I was delighted to participate in this year’s 16th Annual Compliance and Ethics Institute leading a session that delved into insights around how pressure points can create the perfect storm for ethical people to fall into unethical choices. The session explored the underpinnings of social cognitive scientific research and how that frames the learning environments that influence decision making. I pointed to Social Learning Theory which points heavily to the trifecta of modeling, innate views and observational learning to how seasoned executives fall into the Single Loop Learning path, finding it difficult to unlearn old behaviors. To provide context into a real-life situation, I invited Rashmi Airan to share her first-hand account of her rise and fall, to the practical advice and lessons learned in identifying ethical blind spots.
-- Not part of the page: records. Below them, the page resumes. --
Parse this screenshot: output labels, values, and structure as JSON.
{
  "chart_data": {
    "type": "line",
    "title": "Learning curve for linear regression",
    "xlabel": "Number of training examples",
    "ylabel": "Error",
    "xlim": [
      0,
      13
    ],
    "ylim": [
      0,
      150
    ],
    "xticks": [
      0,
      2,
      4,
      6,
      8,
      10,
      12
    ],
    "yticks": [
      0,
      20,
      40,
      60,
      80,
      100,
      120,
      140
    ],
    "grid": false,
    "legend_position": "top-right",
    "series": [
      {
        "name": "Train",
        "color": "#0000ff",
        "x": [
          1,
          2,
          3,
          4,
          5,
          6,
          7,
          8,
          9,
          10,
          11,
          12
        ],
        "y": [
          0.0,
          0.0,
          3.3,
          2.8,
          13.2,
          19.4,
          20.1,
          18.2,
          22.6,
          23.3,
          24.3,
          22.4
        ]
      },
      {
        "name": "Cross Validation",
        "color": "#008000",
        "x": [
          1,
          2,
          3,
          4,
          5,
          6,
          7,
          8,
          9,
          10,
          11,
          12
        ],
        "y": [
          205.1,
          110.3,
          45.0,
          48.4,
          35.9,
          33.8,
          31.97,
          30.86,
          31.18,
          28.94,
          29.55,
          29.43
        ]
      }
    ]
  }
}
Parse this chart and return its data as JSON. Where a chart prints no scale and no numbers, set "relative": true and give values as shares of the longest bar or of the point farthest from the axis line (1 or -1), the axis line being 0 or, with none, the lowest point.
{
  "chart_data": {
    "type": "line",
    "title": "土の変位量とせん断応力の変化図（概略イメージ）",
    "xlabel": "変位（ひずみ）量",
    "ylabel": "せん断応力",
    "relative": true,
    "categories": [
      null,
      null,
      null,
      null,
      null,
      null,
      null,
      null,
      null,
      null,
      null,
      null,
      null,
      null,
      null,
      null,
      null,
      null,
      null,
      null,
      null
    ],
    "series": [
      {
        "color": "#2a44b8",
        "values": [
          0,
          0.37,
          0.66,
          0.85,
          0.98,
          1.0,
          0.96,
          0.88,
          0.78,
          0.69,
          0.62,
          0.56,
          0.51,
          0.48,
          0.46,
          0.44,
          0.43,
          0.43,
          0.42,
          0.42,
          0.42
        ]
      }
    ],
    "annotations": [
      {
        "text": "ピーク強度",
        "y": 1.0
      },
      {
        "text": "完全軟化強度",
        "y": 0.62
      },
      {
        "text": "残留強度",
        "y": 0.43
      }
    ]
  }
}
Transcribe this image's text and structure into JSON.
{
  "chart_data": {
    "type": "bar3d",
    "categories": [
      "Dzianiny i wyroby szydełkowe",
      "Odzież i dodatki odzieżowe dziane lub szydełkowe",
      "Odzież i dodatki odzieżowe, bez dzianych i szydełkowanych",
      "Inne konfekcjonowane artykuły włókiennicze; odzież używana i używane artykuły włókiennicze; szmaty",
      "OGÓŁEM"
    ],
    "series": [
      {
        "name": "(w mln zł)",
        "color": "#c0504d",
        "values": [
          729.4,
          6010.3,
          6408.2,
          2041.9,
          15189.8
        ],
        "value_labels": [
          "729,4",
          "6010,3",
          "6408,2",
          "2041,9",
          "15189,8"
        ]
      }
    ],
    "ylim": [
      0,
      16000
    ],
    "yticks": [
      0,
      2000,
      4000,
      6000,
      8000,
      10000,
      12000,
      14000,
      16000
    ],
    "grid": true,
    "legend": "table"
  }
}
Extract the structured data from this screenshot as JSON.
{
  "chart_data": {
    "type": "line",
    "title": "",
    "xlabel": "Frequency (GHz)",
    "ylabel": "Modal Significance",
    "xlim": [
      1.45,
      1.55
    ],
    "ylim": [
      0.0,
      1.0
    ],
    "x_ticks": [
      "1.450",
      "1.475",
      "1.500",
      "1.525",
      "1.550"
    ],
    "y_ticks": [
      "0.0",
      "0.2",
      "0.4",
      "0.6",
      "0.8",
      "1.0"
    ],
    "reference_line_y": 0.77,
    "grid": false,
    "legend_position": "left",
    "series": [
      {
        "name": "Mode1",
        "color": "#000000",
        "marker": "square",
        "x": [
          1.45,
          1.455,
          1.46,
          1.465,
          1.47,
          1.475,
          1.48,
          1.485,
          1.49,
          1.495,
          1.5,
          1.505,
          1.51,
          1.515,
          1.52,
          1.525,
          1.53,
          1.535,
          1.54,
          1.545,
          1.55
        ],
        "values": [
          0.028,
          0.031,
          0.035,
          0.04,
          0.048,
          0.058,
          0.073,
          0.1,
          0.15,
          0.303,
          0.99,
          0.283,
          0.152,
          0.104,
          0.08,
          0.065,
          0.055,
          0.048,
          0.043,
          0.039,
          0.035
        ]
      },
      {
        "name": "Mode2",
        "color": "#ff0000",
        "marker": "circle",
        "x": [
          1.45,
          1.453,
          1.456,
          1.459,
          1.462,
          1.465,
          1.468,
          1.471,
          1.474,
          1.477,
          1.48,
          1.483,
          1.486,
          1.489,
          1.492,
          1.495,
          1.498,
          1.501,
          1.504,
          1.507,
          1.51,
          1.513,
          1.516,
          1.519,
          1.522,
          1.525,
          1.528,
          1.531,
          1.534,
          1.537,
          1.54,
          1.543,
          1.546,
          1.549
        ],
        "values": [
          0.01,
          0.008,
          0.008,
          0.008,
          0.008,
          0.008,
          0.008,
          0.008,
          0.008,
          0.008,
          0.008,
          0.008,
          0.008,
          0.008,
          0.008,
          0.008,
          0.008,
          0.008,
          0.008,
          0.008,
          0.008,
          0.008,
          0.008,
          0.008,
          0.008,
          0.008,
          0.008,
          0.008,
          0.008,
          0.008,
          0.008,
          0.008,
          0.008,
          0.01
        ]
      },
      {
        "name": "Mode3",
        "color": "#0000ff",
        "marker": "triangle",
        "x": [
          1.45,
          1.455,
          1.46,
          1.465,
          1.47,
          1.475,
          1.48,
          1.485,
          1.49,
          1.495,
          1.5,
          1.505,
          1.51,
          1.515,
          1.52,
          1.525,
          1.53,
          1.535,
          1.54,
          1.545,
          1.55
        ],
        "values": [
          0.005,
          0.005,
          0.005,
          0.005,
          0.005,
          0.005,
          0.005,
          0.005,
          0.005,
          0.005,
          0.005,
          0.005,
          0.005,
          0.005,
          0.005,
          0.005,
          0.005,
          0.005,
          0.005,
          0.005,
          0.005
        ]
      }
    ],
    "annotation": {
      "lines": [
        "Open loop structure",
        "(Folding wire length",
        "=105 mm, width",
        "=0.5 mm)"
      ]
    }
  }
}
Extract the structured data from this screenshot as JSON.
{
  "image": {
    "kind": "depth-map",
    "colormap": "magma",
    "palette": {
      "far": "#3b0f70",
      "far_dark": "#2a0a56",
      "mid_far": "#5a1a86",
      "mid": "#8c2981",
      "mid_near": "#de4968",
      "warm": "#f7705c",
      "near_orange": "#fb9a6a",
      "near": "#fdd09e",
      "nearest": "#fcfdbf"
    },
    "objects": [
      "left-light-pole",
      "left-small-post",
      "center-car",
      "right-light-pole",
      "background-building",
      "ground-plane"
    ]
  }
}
I believe, for attendees, it was one hour well spent.
Humbled by a series of difficult decisions, which included six months in federal prison, Rashmi made clear her sheer determination to help others create a culture of conversation around ethics and compliance not only at work but in all aspects of our lives. We discussed why doing the right thing, even when it hurts, can create opportunity. And we explored how to inspire employees to make good, deliberate ethical choices on their way to success.
Rashmi has walked the talk, transforming her mess into a message, referencing her Ted Talk “Against the Slippery Slope. “If I just paused, and listened to the little voice, I wouldn’t have made the wrong choices that I did.”
In conclusion, I remarked, “Asking difficult questions and questioning underlying assumptions is an ethical muscle that needs practice.” We enjoyed the interaction with the audience which had many intriguing questions.